# Gotta new position.. so I treated myself.. unintentionally.



## ClaireAvril (Nov 22, 2008)

oh MAC you're killing me

So I went to PATH MAC.. this store opens at 730 in the morning!!  I can't believe i can get my fix so early.. fabulous.












so i got

New York Apple l/s
Forged Rose metal x e/s
Cranberry e/s
Rougemarie nail laquer

tasty

c


----------



## AimeeL (Nov 22, 2008)

oooh all the reds and pinks, yummy!


----------



## kathweezy (Nov 22, 2008)

congratulation with ur new position.


----------



## TISH1124 (Nov 22, 2008)

Congrats on the position and the haul!! Great stuff!!


----------



## xmizlynnax (Nov 22, 2008)

great haul!! i just did a look with cranberry & forged rose it's so pretty!! 

congrats!


----------



## MacAddict_Sami (Nov 22, 2008)

I know!!! I couldn't believe that they're opened that early!!! Congrads on the new position!!! Have fun with your new goodies!!!


----------



## ClaireAvril (Nov 23, 2008)

Quote:

   Originally Posted by *xmizlynnax* 

 
_great haul!! i just did a look with cranberry & forged rose it's so pretty!! 

congrats!_

 
thanks!
ooo nice.. i need to get some ideas with cranberry.. 
had it a while ago.. didn't really use it then it spontaneously exploded in my makeup bag.  I swatched it again and had to have it.

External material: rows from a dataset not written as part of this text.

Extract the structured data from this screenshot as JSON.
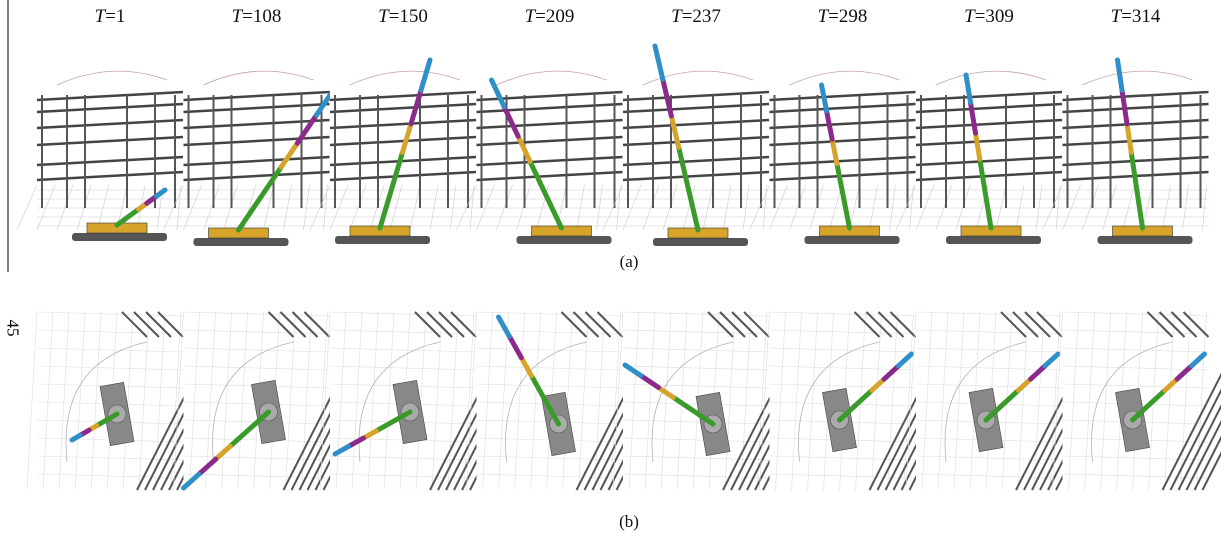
{
  "figure": {
    "frames": [
      {
        "label": "T=1"
      },
      {
        "label": "T=108"
      },
      {
        "label": "T=150"
      },
      {
        "label": "T=209"
      },
      {
        "label": "T=237"
      },
      {
        "label": "T=298"
      },
      {
        "label": "T=309"
      },
      {
        "label": "T=314"
      }
    ],
    "caption_a": "(a)",
    "caption_b": "(b)",
    "page_number": "45"
  }
}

hope you put your look online?!?!?

C


----------



## dictator (Nov 23, 2008)

gorgeous! can't wait to see what you do with these items~.


----------



## joyca (Nov 23, 2008)

great haul! love pinks


----------



## hooked*on*mac (Nov 23, 2008)

great haul! Enjoy =)


----------



## SiCiLyGiRl (Nov 24, 2008)

nice haul, enjoy it


----------



## joshari (Dec 9, 2008)

Nice Haul.  You went to the one by Royal Bank Plaza/TD Centre etc.?  I never knew it opened so early.  I will have to go there as I am in the office so early it is not even funny.  Nothing like starting off the day with new MAC purchases.

Enjoy!


----------



## pinklips1207 (Dec 9, 2008)

nice haul! and congratulations!!!


----------



## NewlyMACd (Dec 9, 2008)

That l/s looks so rich and pretty.


----------